Recent research by Norwich Union (now Aviva) revealed that failed marriages cost the nation a massive £4.3 billion - with almost two-thirds (£2.5 billion) being funded by the personal savings of divorcing couples.

However, there are steps that can be taken to ease the financial burden of breaking up.

First, manage your expectations of the law by focusing on settlement

An estimated 90% of divorce cases are settled without a final court hearing. And there is a good reason for that. One of the most costly illusions in divorce is that the court will take care of you. A wise and kindly Judge will right wrongs. But Justice is not an absolute, Judges are not all powerful. Judge’s decisions are rarely a win-win for both spouses. Instead, you are the one who can make the best decisions in your divorce.

Try and resist the impulse to have “your day in court” be the focus of your divorce. Instead, seek to work with your solicitor and your spouse towards a settlement without involving the courts. By first looking at your mutual interests, like your children, you might find you agree on more than you think.

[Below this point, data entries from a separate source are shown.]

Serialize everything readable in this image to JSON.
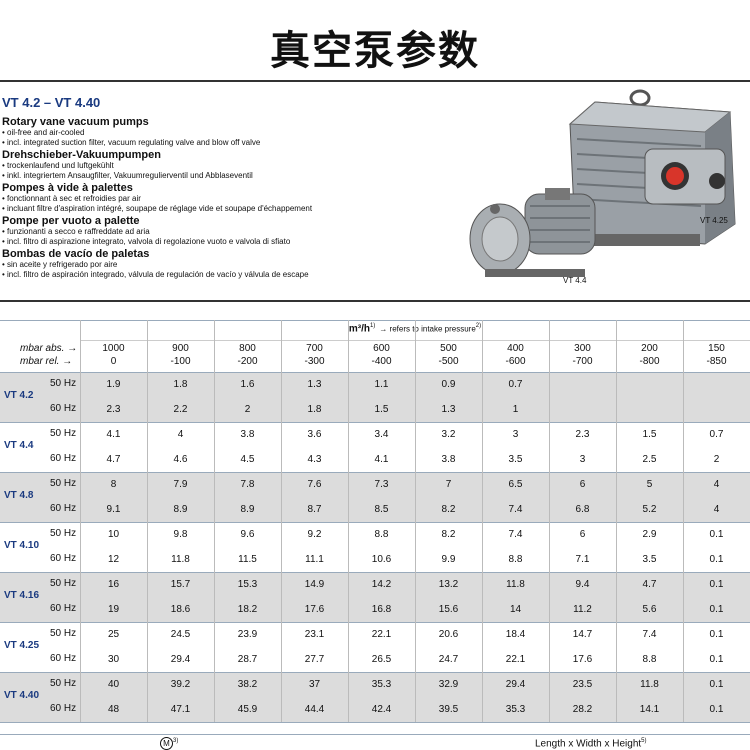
{
  "header": {
    "title": "真空泵参数"
  },
  "product": {
    "title": "VT 4.2 – VT 4.40",
    "sections": [
      {
        "heading": "Rotary vane vacuum pumps",
        "bullets": [
          "oil-free and air-cooled",
          "incl. integrated suction filter, vacuum regulating valve and blow off valve"
        ]
      },
      {
        "heading": "Drehschieber-Vakuumpumpen",
        "bullets": [
          "trockenlaufend und luftgekühlt",
          "inkl. integriertem Ansaugfilter, Vakuumregulierventil und Abblaseventil"
        ]
      },
      {
        "heading": "Pompes à vide à palettes",
        "bullets": [
          "fonctionnant à sec et refroidies par air",
          "incluant filtre d'aspiration intégré, soupape de réglage vide et soupape d'échappement"
        ]
      },
      {
        "heading": "Pompe per vuoto a palette",
        "bullets": [
          "funzionanti a secco e raffreddate ad aria",
          "incl. filtro di aspirazione integrato, valvola di regolazione vuoto e valvola di sfiato"
        ]
      },
      {
        "heading": "Bombas de vacío de paletas",
        "bullets": [
          "sin aceite y refrigerado por aire",
          "incl. filtro de aspiración integrado, válvula de regulación de vacío y válvula de escape"
        ]
      }
    ],
    "image_labels": [
      "VT 4.25",
      "VT 4.4"
    ]
  },
  "table": {
    "unit": "m³/h",
    "unit_note": "1)",
    "unit_caption": "→ refers to intake pressure",
    "unit_caption_note": "2)",
    "abs_label": "mbar abs. →",
    "rel_label": "mbar rel. →",
    "abs": [
      1000,
      900,
      800,
      700,
      600,
      500,
      400,
      300,
      200,
      150
    ],
    "rel": [
      0,
      -100,
      -200,
      -300,
      -400,
      -500,
      -600,
      -700,
      -800,
      -850
    ],
    "models": [
      {
        "name": "VT 4.2",
        "rows": [
          {
            "freq": "50 Hz",
            "values": [
              1.9,
              1.8,
              1.6,
              1.3,
              1.1,
              0.9,
              0.7
            ]
          },
          {
            "freq": "60 Hz",
            "values": [
              2.3,
              2.2,
              2,
              1.8,
              1.5,
              1.3,
              1
            ]
          }
        ]
      },
      {
        "name": "VT 4.4",
        "rows": [
          {
            "freq": "50 Hz",
            "values": [
              4.1,
              4,
              3.8,
              3.6,
              3.4,
              3.2,
              3,
              2.3,
              1.5,
              0.7
            ]
          },
          {
            "freq": "60 Hz",
            "values": [
              4.7,
              4.6,
              4.5,
              4.3,
              4.1,
              3.8,
              3.5,
              3,
              2.5,
              2
            ]
          }
        ]
      },
      {
        "name": "VT 4.8",
        "rows": [
          {
            "freq": "50 Hz",
            "values": [
              8,
              7.9,
              7.8,
              7.6,
              7.3,
              7,
              6.5,
              6,
              5,
              4
            ]
          },
          {
            "freq": "60 Hz",
            "values": [
              9.1,
              8.9,
              8.9,
              8.7,
              8.5,
              8.2,
              7.4,
              6.8,
              5.2,
              4
            ]
          }
        ]
      },
      {
        "name": "VT 4.10",
        "rows": [
          {
            "freq": "50 Hz",
            "values": [
              10,
              9.8,
              9.6,
              9.2,
              8.8,
              8.2,
              7.4,
              6,
              2.9,
              0.1
            ]
          },
          {
            "freq": "60 Hz",
            "values": [
              12,
              11.8,
              11.5,
              11.1,
              10.6,
              9.9,
              8.8,
              7.1,
              3.5,
              0.1
            ]
          }
        ]
      },
      {
        "name": "VT 4.16",
        "rows": [
          {
            "freq": "50 Hz",
            "values": [
              16,
              15.7,
              15.3,
              14.9,
              14.2,
              13.2,
              11.8,
              9.4,
              4.7,
              0.1
            ]
          },
          {
            "freq": "60 Hz",
            "values": [
              19,
              18.6,
              18.2,
              17.6,
              16.8,
              15.6,
              14,
              11.2,
              5.6,
              0.1
            ]
          }
        ]
      },
      {
        "name": "VT 4.25",
        "rows": [
          {
            "freq": "50 Hz",
            "values": [
              25,
              24.5,
              23.9,
              23.1,
              22.1,
              20.6,
              18.4,
              14.7,
              7.4,
              0.1
            ]
          },
          {
            "freq": "60 Hz",
            "values": [
              30,
              29.4,
              28.7,
              27.7,
              26.5,
              24.7,
              22.1,
              17.6,
              8.8,
              0.1
            ]
          }
        ]
      },
      {
        "name": "VT 4.40",
        "rows": [
          {
            "freq": "50 Hz",
            "values": [
              40,
              39.2,
              38.2,
              37,
              35.3,
              32.9,
              29.4,
              23.5,
              11.8,
              0.1
            ]
          },
          {
            "freq": "60 Hz",
            "values": [
              48,
              47.1,
              45.9,
              44.4,
              42.4,
              39.5,
              35.3,
              28.2,
              14.1,
              0.1
            ]
          }
        ]
      }
    ]
  },
  "footer_row": {
    "motor_symbol": "M",
    "motor_note": "3)",
    "dimensions": "Length x Width x Height",
    "dimensions_note": "5)"
  }
}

Sharp Family Law and other Family Law solicitors that I work with in Bath and Bristol have specialised knowledge on how to promote settlement out of court including family mediation and collaborative law. These settlements options provide affordable and high value outcomes for you and your family.

Most divorces are settled out of court. Don’t expect “your day in court” to be the solution for your future. Your future can be in your hands – not the courts

Second, manage your emotions by focusing on what is most important

Divorce is riddled with potential legal and financial complications. But how you let your emotions affect those complications can impact significantly on the overall cost of your divorce. You can help reduce them by having clear objectives from the outset. Discuss with your Family Law solicitor what you hope to accomplish, what results you can expect and what the costs might be. Have your goals top of mind at all time.

Divorce is an extremely demanding and painful experience. Emotions run high and the desire to vent feelings is strong. But don’t be tempted to use your solicitor as a sounding board for your complaints. Time spent in emotional communications with your divorce solicitor could impact the cost of your divorce. I try and help clients manage the emotions of divorce by working with Bath and Bristol based divorce coaches, counsellors and family therapists.

Have clear objectives and focus on what is and will be important to you and your family.

Third, manage your finances by having a plan

In addition to being a time of deep emotional distress, divorce is a business transaction. Try and think about it as a business deal. Get to know your financial situation. You will need to know what are your financial assets and debts, your monthly income and outgoings and any financial commitments. Make sure you have the papers about them. Be clear with your Family Law solicitor what he/she needs from you.

I work with financial advisors in and around Bath, who are recognised as specialists in handling the complex financial issues that face divorcing couples. These professionals help clients make informed decisions about their financial future.

Keep your emotions as far as possible from the financial and legal decision making processes.

And finally, every divorce involves three intertwined components – Legal, emotional and financial. How you manage all three, will determine the cost of your divorce.